From: Sergio Mascarenhas (sermasalmeida@mail.telepac.pt)
Date: Tue 23 Dec 1997 - 17:40:42 EET


Daniel McCluskey:
> On a more "constructive" note, I would like to see an assortment of
> "Culture Packs" With setting, char generation, myths and scenarios
> specific to the particular culture/region. (...)

I plainly agree with Daniel's suggestions. Notwithstanding, I think that
the sensible move to do when Issaries Inc. starts publishing material based
on Glorantha is not to focus on RPG related materials but on materials that
appeal for a more wider audience (an audience that may even never become a
Gloranthan live interactive - meaning RPG or LARP - player).

I think that IInc should concentrate first on producing Gloranthan fiction
books (true fiction, not the kind of scholastic treatises KoS-like that
have only interest to dye-hards like people that read GD), comics, and
computer games.
Why do I think so? ADD was not translated to Portuguese, neither its
gamewords, modules and adventures. Yet many people in my country buy ADD
based computer games. And some of the Dragonlance fiction was translated to
Portuguese. That type of products have a far wider appeal then RPG products
that are only interesting to a very small nich of people.

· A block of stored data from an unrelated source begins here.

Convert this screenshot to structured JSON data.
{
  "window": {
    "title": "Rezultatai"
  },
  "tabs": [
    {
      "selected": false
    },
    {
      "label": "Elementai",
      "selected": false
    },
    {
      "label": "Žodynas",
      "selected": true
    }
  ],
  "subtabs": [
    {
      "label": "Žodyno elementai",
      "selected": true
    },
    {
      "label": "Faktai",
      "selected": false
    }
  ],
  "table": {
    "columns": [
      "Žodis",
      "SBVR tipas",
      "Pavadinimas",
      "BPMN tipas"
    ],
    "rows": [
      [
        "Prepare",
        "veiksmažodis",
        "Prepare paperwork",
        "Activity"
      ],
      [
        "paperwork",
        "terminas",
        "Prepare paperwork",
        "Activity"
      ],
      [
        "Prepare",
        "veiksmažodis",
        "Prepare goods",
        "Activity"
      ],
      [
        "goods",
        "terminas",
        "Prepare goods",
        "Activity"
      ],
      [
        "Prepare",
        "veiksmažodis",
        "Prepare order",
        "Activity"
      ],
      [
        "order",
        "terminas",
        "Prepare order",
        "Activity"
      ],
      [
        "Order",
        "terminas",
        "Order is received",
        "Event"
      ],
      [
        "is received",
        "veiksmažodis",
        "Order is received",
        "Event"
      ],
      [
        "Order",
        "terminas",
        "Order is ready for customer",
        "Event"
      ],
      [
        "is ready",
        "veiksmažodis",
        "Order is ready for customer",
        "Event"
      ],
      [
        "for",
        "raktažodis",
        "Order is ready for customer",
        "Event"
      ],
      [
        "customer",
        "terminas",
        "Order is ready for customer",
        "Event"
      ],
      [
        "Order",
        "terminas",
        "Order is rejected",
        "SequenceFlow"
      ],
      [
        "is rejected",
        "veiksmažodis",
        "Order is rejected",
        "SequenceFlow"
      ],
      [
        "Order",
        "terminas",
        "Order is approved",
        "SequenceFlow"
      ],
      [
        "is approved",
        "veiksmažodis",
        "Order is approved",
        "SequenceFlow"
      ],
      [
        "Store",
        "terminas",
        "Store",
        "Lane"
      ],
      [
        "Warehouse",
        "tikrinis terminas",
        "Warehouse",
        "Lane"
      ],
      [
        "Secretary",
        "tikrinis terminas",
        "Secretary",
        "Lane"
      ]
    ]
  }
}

Fiction, comics, and computer games could build financial resources to
sustain the development of gaming products and could generate non-gaming
consumers to the Packs Daniel (and most of us) want.

What fiction and comics?
- - Argrath's saga
- - Arkat's history
- - Dormal's voyages
- - and more.

Which computer games?
- - Snake Pipe Hollow (a shout them-up)
- - Trollball (a *sport* team management)
- - The Rise of the Red Moon (a strategic cilization building game)
- - The Building of Pavis (a SimCity like-game)
- - Dragon Pass and Nomad Gods (wargames)
- - Adventure and *role-playing* games (I would suggest the French company
that developed the game Versailles, or the developers of Darklands(1) to
produce Glorantha computer games)
Those games would have internet links to the IInc site for access to more
information...

Now, that requires a lot of people working simultaneously, some of which
might know nothing about G before they were contacted to work on it.
IMO IInc's best move would be to produce a kind of *Glorantha Developers
Kit*, a CD-Rom with the selection (done most likely by Greg with the help
of his core G developers) of the core information on G taken from published
(in Chaosium, AH and fanzine publications) products and unpublished
materials (2).
This GDK would be given to the people choosed by IInc to develop G
material; it would be sold at a discount price to IInc share-howners; and
it could be sold to whomever wanted to develop material for G.

(1) Darklands BTW was developed by Steve Perrin, the man that AFAIK created
RQ. In fact I always saw this game as a kind of *digital RQ*. It was one of
the few computer games I played extensively.
(2) The only problem is that at the present rate IInc would be selling GDK
98 by year 2002. Why not, since many highly renowed companies do it?